Der Rückwärtsblick einer Biene wird zur Karte des Roboters
Honigbienen fliegen nicht einfach weg. Wenn eine junge Biene zum ersten Mal den Stock verlässt, fliegt sie rückwärts, während sie dem Eingang zugewandt ist, und zeichnet Bögen in die Luft. Diese Lernflüge ermöglichen es der Biene, visuelle Schnappschüsse des Stocks aus verschiedenen Winkeln zu speichern. Der Roboter, entwickelt von einem Team der Technischen Universität Delft, ahmt genau dieses Verhalten nach. Anstatt ein vollständiges 3D-Modell seiner Umgebung zu erstellen, nimmt der Roboter während eines kurzen, vorprogrammierten Bogens eine kleine Anzahl von Bildern auf. Später, wenn er zurückkehren muss, vergleicht er seine aktuelle Sicht mit diesen gespeicherten Bildern und passt seinen Weg entsprechend an.

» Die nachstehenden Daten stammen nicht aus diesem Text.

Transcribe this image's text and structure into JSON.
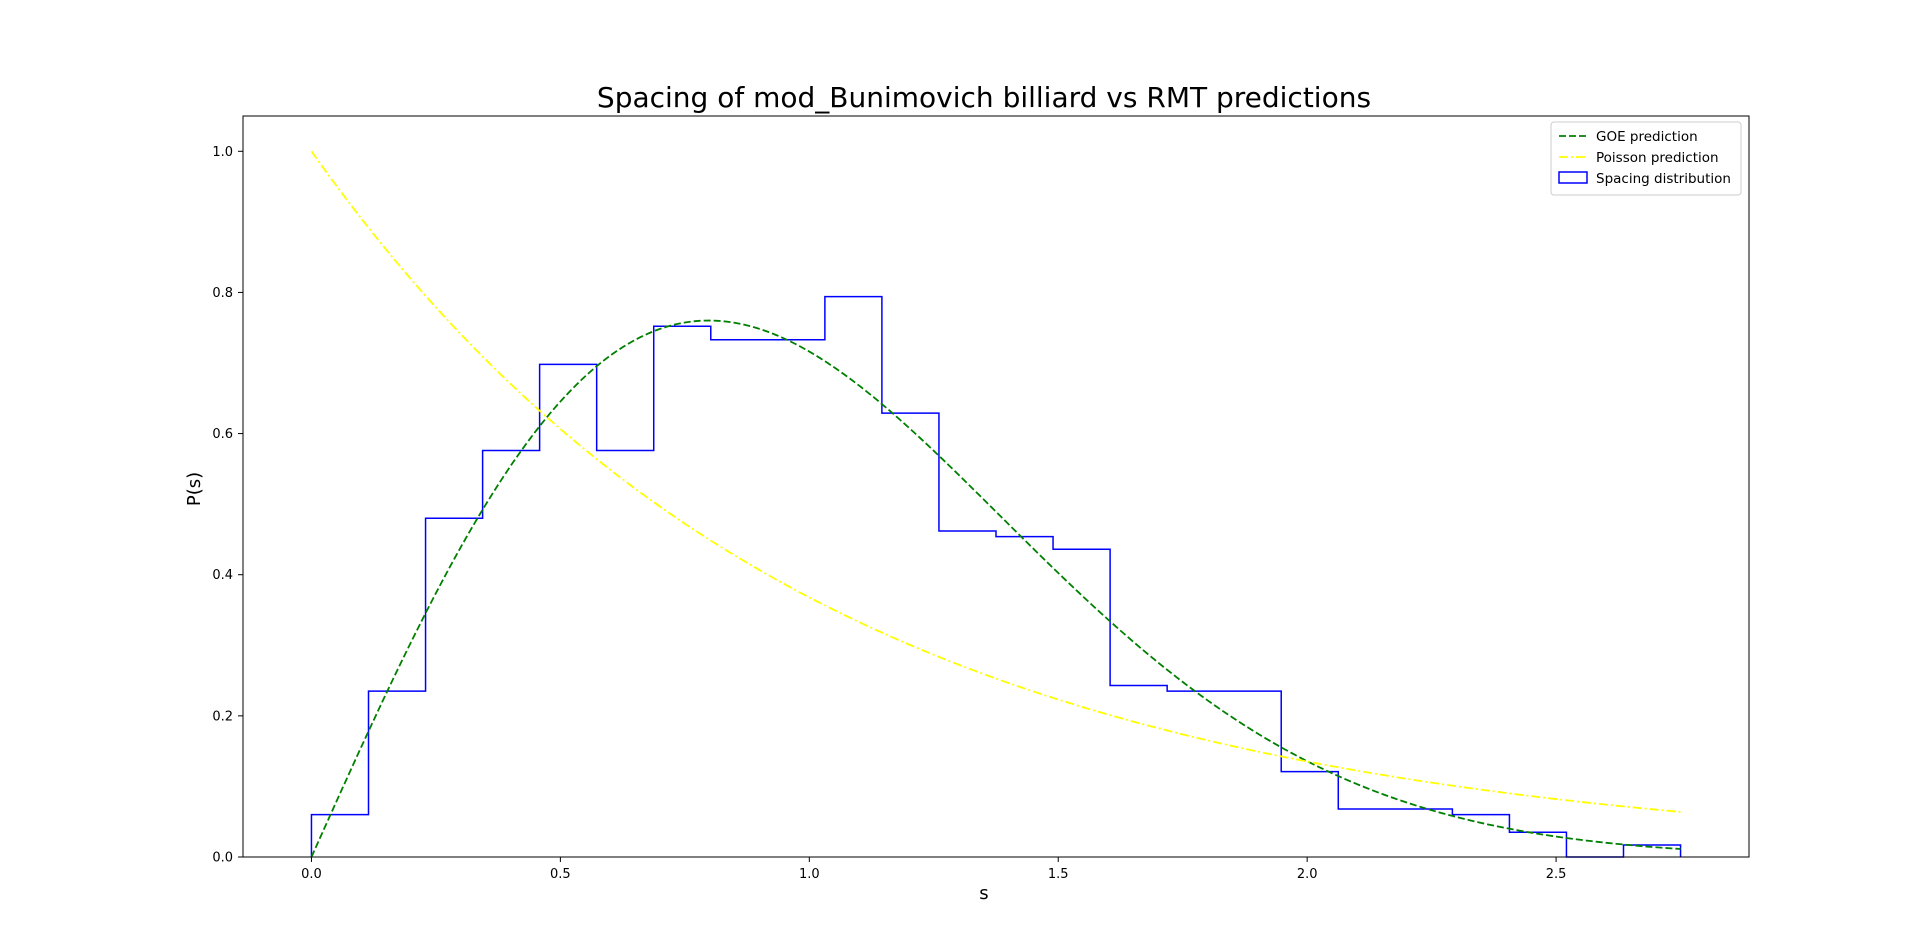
{
  "chart_data": {
    "type": "line",
    "title": "Spacing of mod_Bunimovich billiard vs RMT predictions",
    "xlabel": "s",
    "ylabel": "P(s)",
    "xlim": [
      -0.1375,
      2.8875
    ],
    "ylim": [
      0,
      1.05
    ],
    "xticks": [
      0.0,
      0.5,
      1.0,
      1.5,
      2.0,
      2.5
    ],
    "xtick_labels": [
      "0.0",
      "0.5",
      "1.0",
      "1.5",
      "2.0",
      "2.5"
    ],
    "yticks": [
      0.0,
      0.2,
      0.4,
      0.6,
      0.8,
      1.0
    ],
    "ytick_labels": [
      "0.0",
      "0.2",
      "0.4",
      "0.6",
      "0.8",
      "1.0"
    ],
    "grid": false,
    "legend_position": "top-right",
    "series": [
      {
        "name": "GOE prediction",
        "kind": "line",
        "style": "dashed",
        "color": "#008000",
        "formula": "(pi/2) * s * exp(-pi * s^2 / 4)",
        "s_range": [
          0.0,
          2.75
        ]
      },
      {
        "name": "Poisson prediction",
        "kind": "line",
        "style": "dashdot",
        "color": "#ffff00",
        "formula": "exp(-s)",
        "s_range": [
          0.0,
          2.75
        ]
      },
      {
        "name": "Spacing distribution",
        "kind": "step-histogram",
        "color": "#0000ff",
        "bin_edges": [
          0.0,
          0.1146,
          0.2292,
          0.3438,
          0.4583,
          0.5729,
          0.6875,
          0.8021,
          0.9167,
          1.0313,
          1.1458,
          1.2604,
          1.375,
          1.4896,
          1.6042,
          1.7188,
          1.8333,
          1.9479,
          2.0625,
          2.1771,
          2.2917,
          2.4063,
          2.5208,
          2.6354,
          2.75
        ],
        "values": [
          0.06,
          0.235,
          0.48,
          0.576,
          0.698,
          0.576,
          0.752,
          0.733,
          0.733,
          0.794,
          0.629,
          0.462,
          0.454,
          0.436,
          0.243,
          0.235,
          0.235,
          0.121,
          0.068,
          0.068,
          0.06,
          0.035,
          0.0,
          0.017
        ]
      }
    ]
  }
}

Warum ein einfacheres System für reale Roboter wichtig ist
Das Team testete das System an einem kleinen Quadrocopter in einer Indoor-Arena. Der Roboter kehrte erfolgreich zu seinem Startpunkt zurück, nachdem er weggeflogen war, und nutzte dabei nur einen Bruchteil der Daten, die herkömmliche Navigationsmethoden benötigen. Standardmäßige visuelle Navigation erfordert oft leistungsstarke Bordcomputer oder eine ständige Verbindung zu einem externen System. Der bieneninspirierte Ansatz hält den Roboter leicht und autonom. Für lokale Forscher in den Niederlanden, wo die Drohnenforschung aktiv ist und Freilandtests üblich sind, könnte diese Methode kleine Drohnen praktikabler für Aufgaben wie Pflanzenüberwachung oder Suchoperationen machen, ohne leistungsstarke Hardware zu benötigen.
Was das Experiment tatsächlich zeigte
Dequan Ou und Kollegen veröffentlichten ihre Ergebnisse am 13. Mai 2026 in Nature. Der Roboter nutzte eine Kamera und einen einfachen Algorithmus, der aktuelle Bilder mit denen abglich, die während seines Lernflugs aufgenommen wurden. Das System funktionierte auch, wenn der Roboter von einer leicht anderen Position startete oder sich die Beleuchtung änderte. Der Schlüssel war der bogenförmige Flugweg. Indem er sich seitwärts bewegte, während er dem Ziel zugewandt war, sammelte der Roboter genügend visuelle Informationen, um seinen Kurs auf dem Rückweg zu korrigieren. Die Forscher stellten fest, dass die Strategie der Biene einen grundlegenden Zielkonflikt löst: wie man präzise navigiert, ohne schwere Rechenausrüstung mitzuführen.
Das von der Honigbiene inspirierte Navigationssystem zeigt, dass eine kurze, strukturierte Lernphase komplexe Kartierung in Robotern ersetzen kann. Die Arbeit, die auf jahrzehntelangen biologischen Beobachtungen beruht, bietet einen praktischen Weg zum Bau einfacherer autonomer Fahrzeuge. Sie behauptet nicht, alle bestehenden Methoden zu übertreffen, sondern zeigt, dass die Lösungen der Natur oft in enge technische Grenzen passen.